We should get over it. Jesus used untrue (and Adventists might even argue theologically incorrect) stories to make points about the kingdom of heaven. The story of the rich man and Lazarus, in which a character who is in hell speaks to the living to give warning, comes to mind.

Whether in Rowling's Potter series or Lewis's Chronicles of Narnia, magic is part of the literary world the characters inhabit. When we enter their world, we are invited to suspend our this-worldly hang-ups over fantastical creatures and enchantments, and go deeper than the superficial fears that if we read about spells we'll inadvertently be drawn into real-life witchcraft or some such thing. The rich textures of imagined realms often help us better understand the complexities of our own world if we let them. Or as a pastor friend of mine once put it in a sermon referencing Lewis's Space Trilogy, C.S. Lewis's fiction is often more true than most people's "non-fiction."

So during this holiday season, see The Voyage of the Dawn Treader if you have the chance. This third cinematic release of the Narnia series will carry you into a world of spiritually-laden adventure and enchantment, whose spiritual overtones have been made even more obvious for the nervous among us. There's no mistaking the Christian themes in the film. Or if you're feeling very courageous, see Deathly Hallows Part 1, which is also playing. Its author is also avowedly Christian, and the themes (for those who make it beyond the witchcraft and wizardry) are distinctly, if more subtly, Christian as well.

Take the family to see the films. Let these works of creative storytelling spark conversation about imagination and literature and magic and Good and Evil. Because C.S. Lewis (and J.K. Rowling, for that matter) wove unmissable Great Controversy motifs into his (and her) works.

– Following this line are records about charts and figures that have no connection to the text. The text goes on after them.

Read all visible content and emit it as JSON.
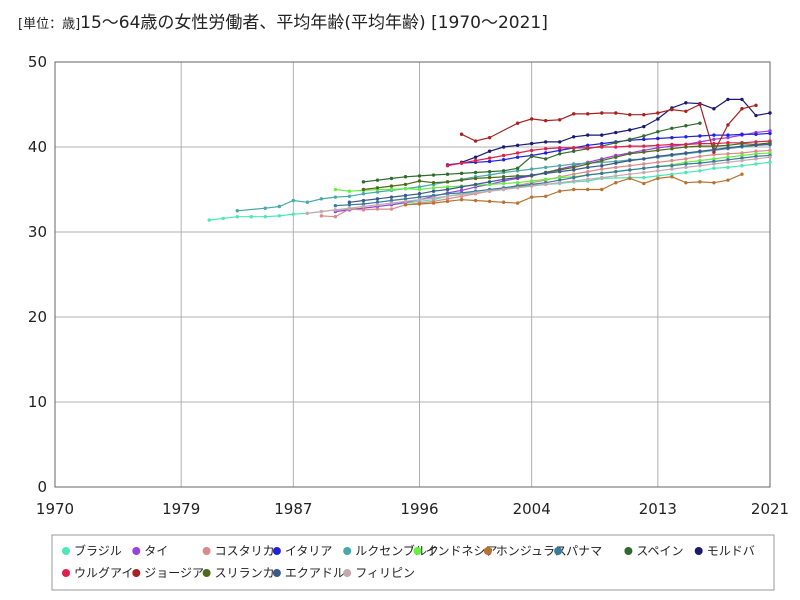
{
  "chart_data": {
    "type": "line",
    "title": "15〜64歳の女性労働者、平均年齢(平均年齢) [1970〜2021]",
    "unit_label": "[単位：歳]",
    "xlabel": "",
    "ylabel": "",
    "xlim": [
      1970,
      2021
    ],
    "ylim": [
      0,
      50
    ],
    "x_ticks": [
      1970,
      1979,
      1987,
      1996,
      2004,
      2013,
      2021
    ],
    "y_ticks": [
      0,
      10,
      20,
      30,
      40,
      50
    ],
    "grid": true,
    "legend_position": "bottom",
    "series": [
      {
        "name": "ブラジル",
        "color": "#4de8b4",
        "x": [
          1981,
          1982,
          1983,
          1984,
          1985,
          1986,
          1987,
          1988,
          1989,
          1990,
          1992,
          1993,
          1995,
          1996,
          1997,
          1998,
          1999,
          2001,
          2002,
          2003,
          2004,
          2005,
          2006,
          2007,
          2008,
          2009,
          2011,
          2012,
          2013,
          2014,
          2015,
          2016,
          2017,
          2018,
          2019,
          2020,
          2021
        ],
        "y": [
          31.4,
          31.6,
          31.8,
          31.8,
          31.8,
          31.9,
          32.1,
          32.2,
          32.4,
          32.6,
          32.8,
          33.0,
          33.4,
          33.6,
          33.8,
          34.2,
          34.5,
          34.8,
          35.0,
          35.3,
          35.5,
          35.6,
          35.7,
          35.9,
          36.0,
          36.3,
          36.4,
          36.4,
          36.6,
          36.8,
          37.0,
          37.2,
          37.5,
          37.6,
          37.8,
          38.0,
          38.2
        ]
      },
      {
        "name": "タイ",
        "color": "#9b40e0",
        "x": [
          1990,
          1991,
          1992,
          1993,
          1994,
          1995,
          1996,
          1997,
          1998,
          1999,
          2000,
          2001,
          2002,
          2003,
          2004,
          2005,
          2006,
          2007,
          2008,
          2009,
          2010,
          2011,
          2012,
          2013,
          2014,
          2015,
          2016,
          2017,
          2018,
          2019,
          2020,
          2021
        ],
        "y": [
          32.4,
          32.6,
          32.8,
          33.0,
          33.2,
          33.5,
          33.8,
          34.2,
          34.6,
          34.9,
          35.3,
          35.6,
          36.0,
          36.3,
          36.6,
          37.0,
          37.4,
          37.8,
          38.2,
          38.6,
          39.0,
          39.3,
          39.6,
          39.9,
          40.1,
          40.3,
          40.6,
          40.9,
          41.1,
          41.4,
          41.7,
          41.9
        ]
      },
      {
        "name": "コスタリカ",
        "color": "#d98a8a",
        "x": [
          1989,
          1990,
          1991,
          1992,
          1993,
          1994,
          1995,
          1996,
          1997,
          1998,
          1999,
          2000,
          2001,
          2002,
          2003,
          2004,
          2005,
          2006,
          2007,
          2008,
          2009,
          2010,
          2011,
          2012,
          2013,
          2014,
          2015,
          2016,
          2017,
          2018,
          2019,
          2020,
          2021
        ],
        "y": [
          31.9,
          31.8,
          32.7,
          32.6,
          32.7,
          32.7,
          33.2,
          33.4,
          33.6,
          33.9,
          34.2,
          34.5,
          34.8,
          35.1,
          35.5,
          35.8,
          36.1,
          36.5,
          36.8,
          37.1,
          37.4,
          37.6,
          37.8,
          38.0,
          38.2,
          38.4,
          38.6,
          38.9,
          39.1,
          39.2,
          39.3,
          39.5,
          39.6
        ]
      },
      {
        "name": "イタリア",
        "color": "#2020e0",
        "x": [
          1998,
          1999,
          2000,
          2001,
          2002,
          2003,
          2004,
          2005,
          2006,
          2007,
          2008,
          2009,
          2010,
          2011,
          2012,
          2013,
          2014,
          2015,
          2016,
          2017,
          2018,
          2019,
          2020,
          2021
        ],
        "y": [
          37.9,
          38.1,
          38.2,
          38.3,
          38.5,
          38.8,
          39.0,
          39.3,
          39.6,
          39.9,
          40.2,
          40.4,
          40.6,
          40.8,
          40.9,
          41.0,
          41.1,
          41.2,
          41.3,
          41.4,
          41.4,
          41.5,
          41.5,
          41.6
        ]
      },
      {
        "name": "ルクセンブルク",
        "color": "#4aa8a8",
        "x": [
          1983,
          1985,
          1986,
          1987,
          1988,
          1989,
          1990,
          1991,
          1992,
          1993,
          1994,
          1995,
          1996,
          1997,
          1998,
          1999,
          2000,
          2001,
          2002,
          2003,
          2004,
          2005,
          2006,
          2007,
          2008,
          2009,
          2010,
          2011,
          2012,
          2013,
          2014,
          2015,
          2016,
          2017,
          2018,
          2019,
          2020,
          2021
        ],
        "y": [
          32.5,
          32.8,
          33.0,
          33.7,
          33.5,
          33.9,
          34.1,
          34.2,
          34.5,
          34.7,
          34.9,
          35.1,
          35.3,
          35.6,
          35.9,
          36.2,
          36.5,
          36.7,
          37.0,
          37.2,
          37.4,
          37.6,
          37.8,
          38.0,
          38.1,
          38.2,
          38.3,
          38.5,
          38.6,
          38.8,
          39.0,
          39.2,
          39.4,
          39.6,
          39.8,
          40.0,
          40.2,
          40.4
        ]
      },
      {
        "name": "インドネシア",
        "color": "#66ee44",
        "x": [
          1990,
          1991,
          1992,
          1993,
          1994,
          1995,
          1996,
          1997,
          1998,
          1999,
          2000,
          2001,
          2002,
          2003,
          2004,
          2005,
          2006,
          2007,
          2008,
          2009,
          2010,
          2011,
          2012,
          2013,
          2014,
          2015,
          2016,
          2017,
          2018,
          2019,
          2020,
          2021
        ],
        "y": [
          35.0,
          34.8,
          34.9,
          35.0,
          35.0,
          35.1,
          35.0,
          35.2,
          35.3,
          35.4,
          35.5,
          35.6,
          35.7,
          35.8,
          36.0,
          36.2,
          36.4,
          36.5,
          36.7,
          36.9,
          37.1,
          37.3,
          37.5,
          37.7,
          37.9,
          38.2,
          38.4,
          38.6,
          38.8,
          39.0,
          39.2,
          39.3
        ]
      },
      {
        "name": "ホンジュラス",
        "color": "#b87333",
        "x": [
          1995,
          1996,
          1997,
          1998,
          1999,
          2000,
          2001,
          2002,
          2003,
          2004,
          2005,
          2006,
          2007,
          2008,
          2009,
          2010,
          2011,
          2012,
          2013,
          2014,
          2015,
          2016,
          2017,
          2018,
          2019
        ],
        "y": [
          33.2,
          33.3,
          33.4,
          33.6,
          33.8,
          33.7,
          33.6,
          33.5,
          33.4,
          34.1,
          34.2,
          34.8,
          35.0,
          35.0,
          35.0,
          35.8,
          36.3,
          35.7,
          36.3,
          36.5,
          35.8,
          35.9,
          35.8,
          36.1,
          36.8
        ]
      },
      {
        "name": "パナマ",
        "color": "#3a7a9a",
        "x": [
          1990,
          1991,
          1992,
          1993,
          1994,
          1995,
          1996,
          1997,
          1998,
          1999,
          2000,
          2001,
          2002,
          2003,
          2004,
          2005,
          2006,
          2007,
          2008,
          2009,
          2010,
          2011,
          2012,
          2013,
          2014,
          2015,
          2016,
          2017,
          2018,
          2019,
          2020,
          2021
        ],
        "y": [
          33.1,
          33.2,
          33.3,
          33.5,
          33.7,
          33.9,
          34.1,
          34.3,
          34.5,
          34.6,
          34.8,
          35.0,
          35.2,
          35.4,
          35.6,
          35.8,
          36.1,
          36.4,
          36.7,
          36.9,
          37.1,
          37.3,
          37.5,
          37.7,
          37.8,
          38.0,
          38.1,
          38.3,
          38.5,
          38.7,
          38.9,
          39.0
        ]
      },
      {
        "name": "スペイン",
        "color": "#2f6b2f",
        "x": [
          1992,
          1993,
          1994,
          1995,
          1996,
          1997,
          1998,
          1999,
          2000,
          2001,
          2002,
          2003,
          2004,
          2005,
          2006,
          2007,
          2008,
          2009,
          2010,
          2011,
          2012,
          2013,
          2014,
          2015,
          2016
        ],
        "y": [
          35.9,
          36.1,
          36.3,
          36.5,
          36.6,
          36.7,
          36.8,
          36.9,
          37.0,
          37.1,
          37.2,
          37.5,
          38.9,
          38.6,
          39.2,
          39.5,
          39.8,
          40.1,
          40.5,
          40.9,
          41.3,
          41.8,
          42.2,
          42.5,
          42.8
        ]
      },
      {
        "name": "モルドバ",
        "color": "#1a1a70",
        "x": [
          1999,
          2000,
          2001,
          2002,
          2003,
          2004,
          2005,
          2006,
          2007,
          2008,
          2009,
          2010,
          2011,
          2012,
          2013,
          2014,
          2015,
          2016,
          2017,
          2018,
          2019,
          2020,
          2021
        ],
        "y": [
          38.2,
          38.8,
          39.5,
          40.0,
          40.2,
          40.4,
          40.6,
          40.6,
          41.2,
          41.4,
          41.4,
          41.7,
          42.0,
          42.4,
          43.3,
          44.6,
          45.2,
          45.1,
          44.5,
          45.6,
          45.6,
          43.7,
          44.0
        ]
      },
      {
        "name": "ウルグアイ",
        "color": "#e0204a",
        "x": [
          1998,
          1999,
          2000,
          2001,
          2002,
          2003,
          2004,
          2005,
          2006,
          2007,
          2008,
          2009,
          2010,
          2011,
          2012,
          2013,
          2014,
          2015,
          2016,
          2017,
          2018,
          2019,
          2020,
          2021
        ],
        "y": [
          37.8,
          38.1,
          38.4,
          38.7,
          39.0,
          39.3,
          39.6,
          39.8,
          39.9,
          39.9,
          39.9,
          40.0,
          40.0,
          40.1,
          40.1,
          40.2,
          40.3,
          40.3,
          40.4,
          40.4,
          40.5,
          40.5,
          40.6,
          40.7
        ]
      },
      {
        "name": "ジョージア",
        "color": "#a82020",
        "x": [
          1999,
          2000,
          2001,
          2003,
          2004,
          2005,
          2006,
          2007,
          2008,
          2009,
          2010,
          2011,
          2012,
          2013,
          2014,
          2015,
          2016,
          2017,
          2018,
          2019,
          2020
        ],
        "y": [
          41.5,
          40.7,
          41.1,
          42.8,
          43.3,
          43.1,
          43.2,
          43.9,
          43.9,
          44.0,
          44.0,
          43.8,
          43.8,
          44.0,
          44.4,
          44.2,
          45.0,
          39.4,
          42.6,
          44.5,
          44.9
        ]
      },
      {
        "name": "スリランカ",
        "color": "#4f6a1a",
        "x": [
          1992,
          1993,
          1994,
          1995,
          1996,
          1997,
          1998,
          1999,
          2000,
          2001,
          2002,
          2003,
          2004,
          2005,
          2006,
          2007,
          2008,
          2009,
          2010,
          2011,
          2012,
          2013,
          2014,
          2015,
          2016,
          2017,
          2018,
          2019,
          2020,
          2021
        ],
        "y": [
          35.0,
          35.2,
          35.4,
          35.6,
          36.0,
          35.8,
          35.9,
          36.1,
          36.3,
          36.4,
          36.5,
          36.6,
          36.6,
          37.0,
          37.3,
          37.6,
          38.0,
          38.4,
          38.8,
          39.2,
          39.4,
          39.6,
          39.8,
          40.0,
          40.1,
          40.1,
          40.2,
          40.4,
          40.3,
          40.5
        ]
      },
      {
        "name": "エクアドル",
        "color": "#3a5a8a",
        "x": [
          1991,
          1992,
          1993,
          1994,
          1995,
          1996,
          1997,
          1998,
          1999,
          2000,
          2001,
          2002,
          2003,
          2004,
          2005,
          2006,
          2007,
          2008,
          2009,
          2010,
          2011,
          2012,
          2013,
          2014,
          2015,
          2016,
          2017,
          2018,
          2019,
          2020,
          2021
        ],
        "y": [
          33.5,
          33.7,
          33.9,
          34.1,
          34.3,
          34.5,
          34.8,
          35.0,
          35.3,
          35.6,
          35.9,
          36.2,
          36.4,
          36.7,
          36.9,
          37.1,
          37.3,
          37.6,
          37.8,
          38.1,
          38.4,
          38.6,
          38.9,
          39.1,
          39.3,
          39.5,
          39.7,
          39.9,
          40.1,
          40.2,
          40.3
        ]
      },
      {
        "name": "フィリピン",
        "color": "#c8a8b0",
        "x": [
          1988,
          1989,
          1990,
          1991,
          1992,
          1993,
          1994,
          1995,
          1996,
          1997,
          1998,
          1999,
          2000,
          2001,
          2002,
          2003,
          2004,
          2005,
          2006,
          2007,
          2008,
          2009,
          2010,
          2011,
          2012,
          2013,
          2014,
          2015,
          2016,
          2017,
          2018,
          2019,
          2020,
          2021
        ],
        "y": [
          32.2,
          32.4,
          32.6,
          32.8,
          33.0,
          33.2,
          33.4,
          33.6,
          33.8,
          34.0,
          34.2,
          34.4,
          34.6,
          34.8,
          35.0,
          35.2,
          35.4,
          35.6,
          35.8,
          36.0,
          36.2,
          36.4,
          36.6,
          36.8,
          37.0,
          37.2,
          37.4,
          37.6,
          37.8,
          38.0,
          38.2,
          38.4,
          38.6,
          38.8
        ]
      }
    ]
  }
}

Better yet, read the books. Unless you're eight years old or younger you may have less appreciation for Fox Searchlight's version of The Voyage of the Dawn Treader, which came across at times as a clumsy, CG-heavy cacophony of visual noise, lacking fully-formed characters. (There, that's my review of the film). The book, on the other hand, is a warm, witty and layered foray back into Narnia, for those who have been there before.

However you enjoy these stories, let there be no apologies for venturing into the worlds of literary magic. Aslan (and other wonderful, magical characters) waits for you there!